Почему «всё же»? Потому что Хабенский ещё несколько лет назад предлагал худруку МХТ Олегу Табакову такой спектакль сделать. Но Палыч (как Табакова за глаза зовут в театре) разрешения не давал. Почему, остаётся только догадываться. То ли ждал, пока публика образуется (в прямом смысле этого слова — Табаков последовательно вводит в репертуар всё более сложные спектакли, требующие от зрителя умения не только вовремя смеяться, но и умения слушать и размышлять над услышанным и увиденным); то ли ждал, пока Хабенский нарастит «артистических мускулов». И — дождался!
Моноспектакль — жанр опаснейший: мало кому из актёров под силу в одиночку удерживать огромный зал на протяжении двух часов. Хабенскому, как выяснилось, под силу, хотя ещё несколько лет назад он спокойно позволял тому же Пореченкову «перетягивать одеяло на себя» в «Гамлете» или «Белой гвардии». Но в «Контрабасе» выходит совсем другой Хабенский — тонкий, чуткий и сильный одновременно.

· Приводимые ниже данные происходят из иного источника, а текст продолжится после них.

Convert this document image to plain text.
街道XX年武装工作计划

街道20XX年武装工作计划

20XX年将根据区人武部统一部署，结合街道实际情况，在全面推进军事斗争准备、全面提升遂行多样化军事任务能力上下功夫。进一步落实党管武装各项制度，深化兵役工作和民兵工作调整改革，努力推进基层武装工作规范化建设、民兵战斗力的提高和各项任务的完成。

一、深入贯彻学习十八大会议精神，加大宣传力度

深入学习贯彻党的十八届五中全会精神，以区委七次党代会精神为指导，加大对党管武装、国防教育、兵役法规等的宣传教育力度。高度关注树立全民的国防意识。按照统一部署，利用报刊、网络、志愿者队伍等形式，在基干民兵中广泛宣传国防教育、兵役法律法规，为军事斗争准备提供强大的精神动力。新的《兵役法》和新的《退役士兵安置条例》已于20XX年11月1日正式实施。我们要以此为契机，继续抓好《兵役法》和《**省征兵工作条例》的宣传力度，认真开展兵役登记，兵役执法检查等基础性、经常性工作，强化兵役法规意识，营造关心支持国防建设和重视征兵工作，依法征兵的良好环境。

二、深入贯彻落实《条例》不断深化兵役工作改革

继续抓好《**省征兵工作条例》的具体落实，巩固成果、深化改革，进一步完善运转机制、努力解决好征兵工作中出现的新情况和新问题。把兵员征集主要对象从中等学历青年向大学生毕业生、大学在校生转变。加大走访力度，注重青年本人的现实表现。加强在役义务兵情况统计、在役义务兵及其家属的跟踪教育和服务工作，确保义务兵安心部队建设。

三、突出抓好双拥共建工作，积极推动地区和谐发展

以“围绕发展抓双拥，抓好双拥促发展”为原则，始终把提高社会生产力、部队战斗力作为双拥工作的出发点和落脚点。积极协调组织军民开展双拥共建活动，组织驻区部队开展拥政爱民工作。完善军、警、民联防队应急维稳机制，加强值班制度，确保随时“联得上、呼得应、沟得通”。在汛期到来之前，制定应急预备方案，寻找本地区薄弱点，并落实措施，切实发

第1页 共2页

Да, режиссёр Черепанов время от времени даёт возможность Хабенскому передохнуть, «спрятаться» то за игрой ни пиле или бутылках, то за трюками с патефоном, футляром от контрабаса, туалетной бумагой или рогатым шлемом викинга. Но после этих передышек Хабенский обрушивает на зрителя такую лавину эмоций, спрятаться от которой невозможно — можно только барахтаться: в откровениях героя и собственных воспоминаниях, которые совесть, потревоженная, услужливо подбрасывает тебе.
«Контрабас» — спектакль, трудный не только для актёра, но и для зрителя. Два часа монолога. Два часа душевного стриптиза, признаний в самом стыдном и самом сокровенном. Контрабасист, служащий госоркестра, речь свою начинает с «осанны» контрабасу как самому главному инструменту, если не в истории музыки, то в оркестре уж точно. Но постепенно эта музыковедческая лекция превращается в пронзительнейшую исповедь. Исповедь маленького человека, который очень хотел быть большим, а оказался — пустым местом, придатком к этому огромному неуклюжему монстру.
Да, «Контрабас» в Москве уже играли — в «Сатириконе». У Константина Райкина это одна из лучших театральных работ. Но Райкин и Хабенский играют про разное. Райкин — это ужас и мерзость бесталанного, завистливого, закомплексованного человека, который ненавидит и свой инструмент, и свой оркестр, и весь мир. После «Контрабаса» Райкина хочется прийти и первым делом помыться, чтобы смыть с себя эту липкую паутину зависти, которая, кажется, перетекла на тебя со сцены. А Хабенский играет про жалость к маленькому человеку, который так хотел любви и славы, но не получил ни того, ни другого — переоценил себя, таланта не хватило. И теперь, взъерошенный, в пиджаке явно ему не по росту, а после и просто в майке, он мечется по сцене: то пластинку поставит, то за смычок схватится. И — говорит, говорит, говорит… О любви к певице, которая его не замечает, о кошмарнейшем одиночестве, о невозможности лечь в постель с женщиной — «потому что этот (кивок в сторону контрабаса) опять всё испортит.
Даже если запереть его в ванной, он всё равно будет главенствовать. Какая уж тут любовь…» И — блестящие вставные номера, спектакли в спектакле: Хабенский блистательно пародирует пафосные речи музыкальных критиков.
Но финал — финал будет светлым. Рассказывать не буду — иначе вы, подготовленные, не сможете пережить тех эмоций, которые пережить надо. Хотя бы сидя в театральном кресле.